# Pro Kit of Sportlines



## Psch91 (May 18, 2002)

I have a 95 200sx SE (b14), and I can like fit my foot into the gap. Right now I have the stock wheels and alloys. I am thinking of going to 17 inch rims and 205/40/17 Kumho tires. Now, I was wondering what kind of springs I should get? I have seen that the Pro Kit is better as in the lowering, but will 1.4 inches be enough to get rid of that gap? Or should I get the Sportlines with a 1.9" drop? I wonder why the Pro kit is more expensive, yet a lower drop? Is the ride too "bouncy" with the sportlines?
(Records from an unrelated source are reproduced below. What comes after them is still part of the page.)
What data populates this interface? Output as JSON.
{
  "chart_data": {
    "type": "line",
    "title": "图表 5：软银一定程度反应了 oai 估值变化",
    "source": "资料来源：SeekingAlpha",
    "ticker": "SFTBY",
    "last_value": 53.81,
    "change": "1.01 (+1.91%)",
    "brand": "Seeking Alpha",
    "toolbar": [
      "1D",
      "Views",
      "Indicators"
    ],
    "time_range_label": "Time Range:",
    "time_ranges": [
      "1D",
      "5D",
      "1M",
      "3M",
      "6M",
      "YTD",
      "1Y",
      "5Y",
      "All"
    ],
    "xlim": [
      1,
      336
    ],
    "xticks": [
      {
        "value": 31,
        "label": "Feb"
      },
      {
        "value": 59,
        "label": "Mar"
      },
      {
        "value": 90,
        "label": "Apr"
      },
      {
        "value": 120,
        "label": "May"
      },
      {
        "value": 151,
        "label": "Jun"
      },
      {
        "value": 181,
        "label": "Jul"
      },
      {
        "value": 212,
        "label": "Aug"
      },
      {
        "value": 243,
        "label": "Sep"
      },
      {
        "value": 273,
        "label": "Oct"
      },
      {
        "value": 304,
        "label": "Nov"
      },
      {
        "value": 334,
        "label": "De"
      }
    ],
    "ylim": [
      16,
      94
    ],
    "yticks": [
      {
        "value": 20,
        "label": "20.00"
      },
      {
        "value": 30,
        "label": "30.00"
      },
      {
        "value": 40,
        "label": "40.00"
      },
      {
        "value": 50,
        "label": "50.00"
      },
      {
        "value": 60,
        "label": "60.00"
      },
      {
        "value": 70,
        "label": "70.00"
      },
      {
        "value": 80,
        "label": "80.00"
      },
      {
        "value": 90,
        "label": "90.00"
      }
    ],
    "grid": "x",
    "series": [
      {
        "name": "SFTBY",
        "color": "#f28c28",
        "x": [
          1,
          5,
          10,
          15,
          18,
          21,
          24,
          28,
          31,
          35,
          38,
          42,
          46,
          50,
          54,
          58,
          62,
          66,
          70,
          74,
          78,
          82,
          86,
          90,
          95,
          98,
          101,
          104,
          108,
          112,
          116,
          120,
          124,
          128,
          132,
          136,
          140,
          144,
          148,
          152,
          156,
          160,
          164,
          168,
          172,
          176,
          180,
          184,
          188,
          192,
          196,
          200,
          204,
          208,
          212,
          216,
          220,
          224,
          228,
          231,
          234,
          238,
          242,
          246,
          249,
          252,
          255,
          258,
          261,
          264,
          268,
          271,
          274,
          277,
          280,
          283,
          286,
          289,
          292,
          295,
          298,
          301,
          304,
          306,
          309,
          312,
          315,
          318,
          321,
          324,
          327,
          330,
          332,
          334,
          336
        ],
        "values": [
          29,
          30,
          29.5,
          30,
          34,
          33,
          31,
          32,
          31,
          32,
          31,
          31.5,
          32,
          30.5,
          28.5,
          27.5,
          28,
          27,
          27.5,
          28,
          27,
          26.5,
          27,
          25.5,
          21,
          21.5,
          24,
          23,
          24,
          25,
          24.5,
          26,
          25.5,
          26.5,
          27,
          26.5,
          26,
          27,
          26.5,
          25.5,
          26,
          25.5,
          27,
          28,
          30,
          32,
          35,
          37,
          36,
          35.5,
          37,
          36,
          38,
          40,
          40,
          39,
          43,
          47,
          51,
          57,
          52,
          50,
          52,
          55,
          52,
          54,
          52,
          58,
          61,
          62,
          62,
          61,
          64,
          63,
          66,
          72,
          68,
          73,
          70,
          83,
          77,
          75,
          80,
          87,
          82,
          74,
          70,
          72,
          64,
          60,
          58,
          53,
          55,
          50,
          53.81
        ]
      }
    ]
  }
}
And im going to get the AGX Aadjustabe gas shock/struts. Im just not sure 1.4 inches will do the job to get rid of that gap. If anyone has the same setup and can tell me some stuff, that would be great, thanks.


----------



## m14cstud (Jul 15, 2002)

*Sportlines*

yea I have the SPortlines on my 98 SE-R with 17 inch tires. If you are running the stock wheels it sits a lot lower with the 15 inch rims (actually 14 inch in your case). It will definately bottam out a lot, but if you are going to the 17inch set up the car sits a bit higher. My opinion the perfect height. The car rarely bottams out and it looks just right with the aftermarket wheels with a little tuck in the rear. There is not much bouncing at all and I have just the stock shocks. So if you are gonna go to a 17inch or even 16 inch set up I most definately would go with the Sportlines (1.9" drop).


----------